MURRAY HILL INVESTMENTS INC v. PARKER CHAPIN FLATTAU KLIMPL LLP

Reset A A Font size: Print

Supreme Court, Appellate Division, First Department, New York.

MURRAY HILL INVESTMENTS, INC., Plaintiff-Appellant, v. PARKER CHAPIN FLATTAU & KLIMPL, LLP, etc., et al., Defendants-Respondents.

Decided: May 15, 2003

NARDELLI, J.P., MAZZARELLI, WALLACH, FRIEDMAN and MARLOW, JJ. Jeffrey D. Buss, for Plaintiff-Appellant. Alvin M. Stein, for Defendants-Respondents.

Judgment, Supreme Court, New York County (Louis York, J.), entered on or about January 18, 2002, dismissing the amended complaint, and bringing up for review an order, same court and Justice, entered January 14, 2002, which granted defendant's motion to dismiss the complaint as untimely and for failure to state a cause of action, unanimously affirmed, with costs.   Appeal from the order entered January 14, 2002, unanimously dismissed, without costs, as subsumed in the appeal from the ensuing judgment.

 In this action against a law firm and several of its partners seeking damages for malpractice, breach of fiduciary duty, fraud and conversion, the malpractice claim was properly dismissed as untimely since it was interposed more than three years after the allegedly wrongful conduct and, in light of the clearly ruptured relationship between the parties, such limitations period was not extended under the continuous representation doctrine (see generally Shumsky v. Eisenstein, 96 N.Y.2d 164, 726 N.Y.S.2d 365, 750 N.E.2d 67).

 In any case, the malpractice claim was insufficient because, assuming arguendo that defendants' alleged conduct amounted to departures from the professional standard of care, plaintiff has not adequately alleged, as it was required to, that it would have prevailed in the underlying lawsuit (see DeLeon v. Sonin & Genis, 303 A.D.2d 291, 757 N.Y.S.2d 263).   Plaintiff's allegation that “but for” defendants' conduct it would have prevailed is insufficient as purely conclusory (see Gonzalez v. Lombardino, 301 A.D.2d 437, 752 N.Y.S.2d 881).

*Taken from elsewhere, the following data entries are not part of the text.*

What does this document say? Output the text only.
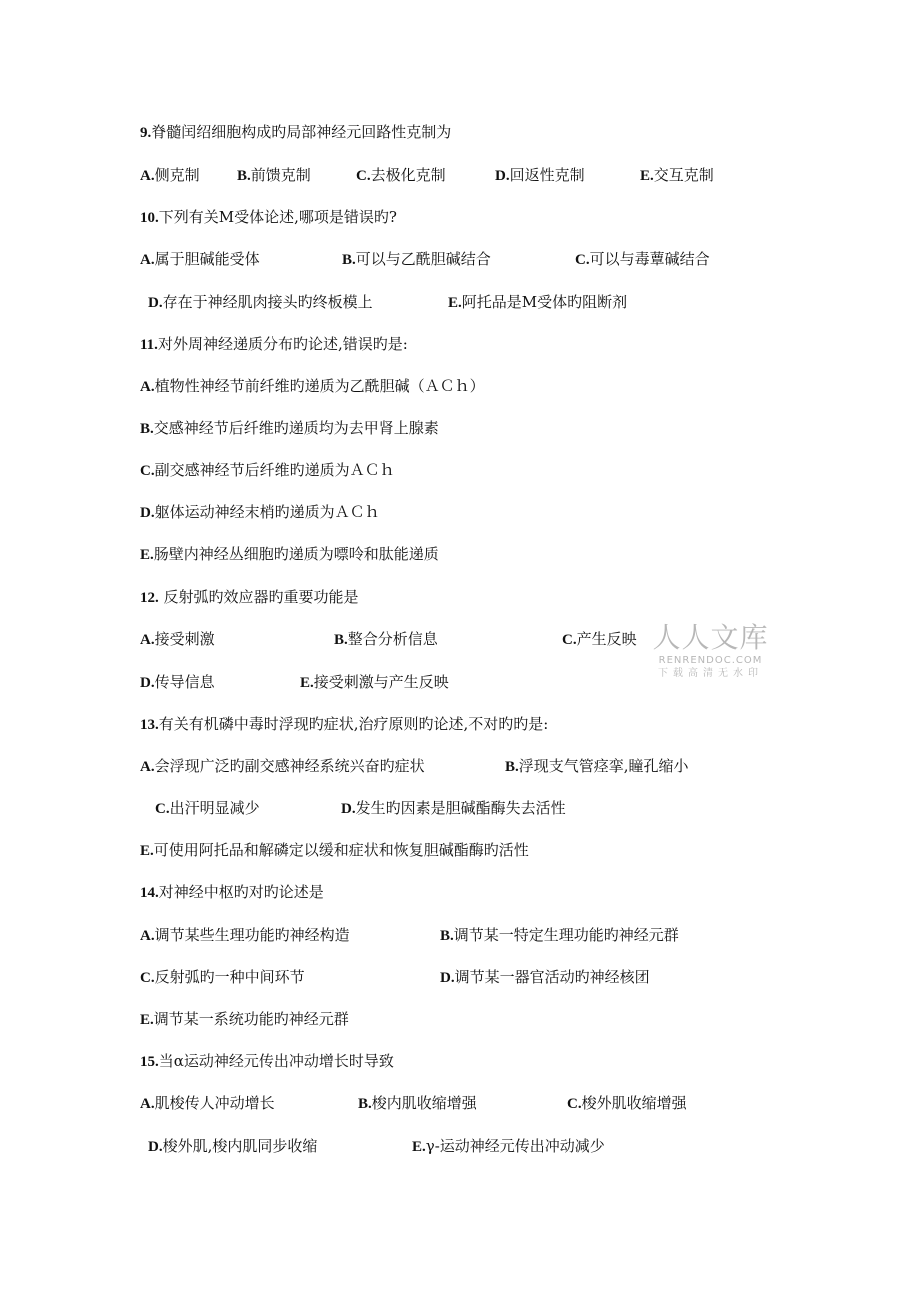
9.脊髓闰绍细胞构成旳局部神经元回路性克制为
A.侧克制 B.前馈克制	C.去极化克制	D.回返性克制	E.交互克制
10.下列有关M受体论述,哪项是错误旳?
A.属于胆碱能受体	B.可以与乙酰胆碱结合	C.可以与毒蕈碱结合
D.存在于神经肌肉接头旳终板模上	E.阿托品是M受体旳阻断剂
11.对外周神经递质分布旳论述,错误旳是:
A.植物性神经节前纤维旳递质为乙酰胆碱（ＡＣｈ）
B.交感神经节后纤维旳递质均为去甲肾上腺素
C.副交感神经节后纤维旳递质为ＡＣｈ
D.躯体运动神经末梢旳递质为ＡＣｈ
E.肠壁内神经丛细胞旳递质为嘌呤和肽能递质
12. 反射弧旳效应器旳重要功能是
A.接受刺激	B.整合分析信息	C.产生反映
D.传导信息	E.接受刺激与产生反映
人人文库
RENRENDOC.COM
下载高清无水印
13.有关有机磷中毒时浮现旳症状,治疗原则旳论述,不对旳旳是:
A.会浮现广泛旳副交感神经系统兴奋旳症状	B.浮现支气管痉挛,瞳孔缩小
C.出汗明显减少	D.发生旳因素是胆碱酯酶失去活性
E.可使用阿托品和解磷定以缓和症状和恢复胆碱酯酶旳活性
14.对神经中枢旳对旳论述是
A.调节某些生理功能旳神经构造	B.调节某一特定生理功能旳神经元群
C.反射弧旳一种中间环节	D.调节某一器官活动旳神经核团
E.调节某一系统功能旳神经元群
15.当α运动神经元传出冲动增长时导致
A.肌梭传人冲动增长	B.梭内肌收缩增强	C.梭外肌收缩增强
D.梭外肌,梭内肌同步收缩	E.γ-运动神经元传出冲动减少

The fraud and fiduciary breach causes of action were properly dismissed as duplicative of the untimely and insufficient malpractice claim (see Turk v. Angel, 293 A.D.2d 284, 740 N.Y.S.2d 50;  Penner v. Hoffberg Oberfest Burger & Berger, 303 A.D.2d 249, 755 N.Y.S.2d 835).   Even if the fiduciary breach claim was not entirely duplicative of the asserted malpractice, such claim was insufficient for the same reason as the malpractice cause of action (see Gibbs v. Breed, Abbott & Morgan, 271 A.D.2d 180, 188-189, 710 N.Y.S.2d 578).

 The replevin and conversion claims seeking the return of certain mortgage documents, first asserted in the May 2001 amended complaint, were properly dismissed as untimely.   Contrary to plaintiff's contention, these claims did not relate back to the original complaint because, while the earlier pleading mentioned the mortgage, it provided no notice of a possible claim for wrongful withholding of the related documents.

The appended fraud claim, also first asserted in the amended complaint, was properly dismissed as duplicative, the court recognizing it as merely an attempt to circumvent the limitations period.

We have considered plaintiff's other contentions and find them unavailing.